# SQL 的五十道練習

> 虛擬資料表

[數據交點](https://www.datainpoint.com) | 郭耀仁 <yaojenkuo@datainpoint.com>

## 練習題指引

- 在每份練習題的開始，都會先將四個學習資料庫載入環境。
- 因此 SQL 可以指定四個學習資料庫中的資料表，不需要額外指定資料庫。
- 在 SQL 語法起點與 SQL 語法終點這兩個單行註解之間撰寫能夠得到預期結果的 SQL。
- 可以先在自己電腦的 SQLiteStudio 或者 DBeaver 寫出跟預期結果相同的 SQL 後再複製貼上到練習題。
- 執行測試的方式為點選上方選單的 Kernel -> Restart & Run All -> Restart and Run All Cells。
- 可以每寫一題就執行測試，也可以全部寫完再執行測試。
- 練習題閒置超過 10 分鐘會自動斷線，這時只要重新點選練習題連結即可重新啟動。

In [1]:
import sqlite3
import unittest
import json
import os
import numpy as np
import pandas as pd
conn = sqlite3.connect('../databases/imdb.db')
conn.execute("""ATTACH '../databases/nba.db' AS nba""")
conn.execute("""ATTACH '../databases/covid19.db' AS covid19""")
conn.execute("""ATTACH '../databases/twElection2020.db' AS twElection2020""")

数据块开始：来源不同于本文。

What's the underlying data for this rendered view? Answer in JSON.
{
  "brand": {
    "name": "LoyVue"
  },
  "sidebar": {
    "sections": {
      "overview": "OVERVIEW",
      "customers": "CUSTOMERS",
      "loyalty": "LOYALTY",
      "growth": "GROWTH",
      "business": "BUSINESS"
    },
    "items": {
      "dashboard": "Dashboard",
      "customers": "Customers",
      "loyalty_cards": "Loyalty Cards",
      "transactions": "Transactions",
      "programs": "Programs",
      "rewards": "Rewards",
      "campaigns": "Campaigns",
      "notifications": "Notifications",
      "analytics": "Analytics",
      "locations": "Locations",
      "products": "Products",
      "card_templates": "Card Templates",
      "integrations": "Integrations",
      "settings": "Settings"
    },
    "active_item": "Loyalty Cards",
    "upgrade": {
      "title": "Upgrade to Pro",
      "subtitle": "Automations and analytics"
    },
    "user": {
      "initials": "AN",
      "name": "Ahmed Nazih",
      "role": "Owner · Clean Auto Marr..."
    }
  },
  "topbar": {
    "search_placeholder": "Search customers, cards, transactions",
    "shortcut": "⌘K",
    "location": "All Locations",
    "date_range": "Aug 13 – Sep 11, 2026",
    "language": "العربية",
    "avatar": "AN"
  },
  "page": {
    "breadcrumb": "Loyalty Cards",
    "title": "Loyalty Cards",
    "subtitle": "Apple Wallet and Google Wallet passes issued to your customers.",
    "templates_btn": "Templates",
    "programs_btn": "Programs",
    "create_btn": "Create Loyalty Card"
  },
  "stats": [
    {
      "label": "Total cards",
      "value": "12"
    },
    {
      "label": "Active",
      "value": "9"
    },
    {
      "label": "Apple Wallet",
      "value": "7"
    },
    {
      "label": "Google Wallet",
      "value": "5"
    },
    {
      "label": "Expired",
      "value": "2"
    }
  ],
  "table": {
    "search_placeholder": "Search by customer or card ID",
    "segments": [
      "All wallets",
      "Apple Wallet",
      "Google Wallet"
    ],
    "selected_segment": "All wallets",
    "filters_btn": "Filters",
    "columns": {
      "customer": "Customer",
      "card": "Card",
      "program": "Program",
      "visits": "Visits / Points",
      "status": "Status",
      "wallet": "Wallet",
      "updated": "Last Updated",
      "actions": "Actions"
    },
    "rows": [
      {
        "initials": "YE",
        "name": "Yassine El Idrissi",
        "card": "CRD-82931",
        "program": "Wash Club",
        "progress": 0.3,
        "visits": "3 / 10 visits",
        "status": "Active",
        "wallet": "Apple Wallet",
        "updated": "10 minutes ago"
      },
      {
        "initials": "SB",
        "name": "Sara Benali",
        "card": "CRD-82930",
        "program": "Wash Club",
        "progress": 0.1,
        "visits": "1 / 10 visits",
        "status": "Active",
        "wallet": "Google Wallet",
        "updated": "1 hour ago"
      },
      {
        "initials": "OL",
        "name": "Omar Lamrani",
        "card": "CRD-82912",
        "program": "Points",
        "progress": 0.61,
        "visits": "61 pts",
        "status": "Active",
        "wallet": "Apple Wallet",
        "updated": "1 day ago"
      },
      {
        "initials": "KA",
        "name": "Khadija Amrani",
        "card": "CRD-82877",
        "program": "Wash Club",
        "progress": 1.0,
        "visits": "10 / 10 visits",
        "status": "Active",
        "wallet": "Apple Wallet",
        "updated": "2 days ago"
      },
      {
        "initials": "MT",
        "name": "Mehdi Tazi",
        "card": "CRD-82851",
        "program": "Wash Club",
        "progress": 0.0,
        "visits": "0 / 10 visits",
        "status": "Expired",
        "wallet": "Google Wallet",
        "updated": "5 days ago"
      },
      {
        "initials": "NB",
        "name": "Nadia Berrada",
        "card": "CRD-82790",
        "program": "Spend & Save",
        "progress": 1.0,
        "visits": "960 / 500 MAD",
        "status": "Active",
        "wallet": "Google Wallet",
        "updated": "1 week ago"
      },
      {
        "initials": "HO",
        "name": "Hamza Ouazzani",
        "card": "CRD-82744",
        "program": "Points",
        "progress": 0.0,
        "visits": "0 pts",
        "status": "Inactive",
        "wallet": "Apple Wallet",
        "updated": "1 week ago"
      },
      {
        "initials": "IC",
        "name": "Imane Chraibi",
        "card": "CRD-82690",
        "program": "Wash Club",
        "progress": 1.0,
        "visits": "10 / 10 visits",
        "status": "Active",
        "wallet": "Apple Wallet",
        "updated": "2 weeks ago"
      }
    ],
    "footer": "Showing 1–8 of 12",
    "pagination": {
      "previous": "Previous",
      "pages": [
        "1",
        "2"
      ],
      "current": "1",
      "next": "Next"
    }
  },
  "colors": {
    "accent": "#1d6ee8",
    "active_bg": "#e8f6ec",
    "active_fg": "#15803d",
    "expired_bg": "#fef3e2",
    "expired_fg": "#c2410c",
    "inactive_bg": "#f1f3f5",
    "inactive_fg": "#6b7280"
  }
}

<sqlite3.Cursor at 0x213200b21f0>

## 40. 從 `covid19` 資料庫建立一個虛擬資料表名為 `total_confirmed_by_country_region` 記錄截至 2021-03-31 全球各國的確診人數，參考下列的預期輸出。

- 預期輸入：SQL 語法。
- 預期輸出：(192, 2) 的虛擬資料表 `total_confirmed_by_country_region`。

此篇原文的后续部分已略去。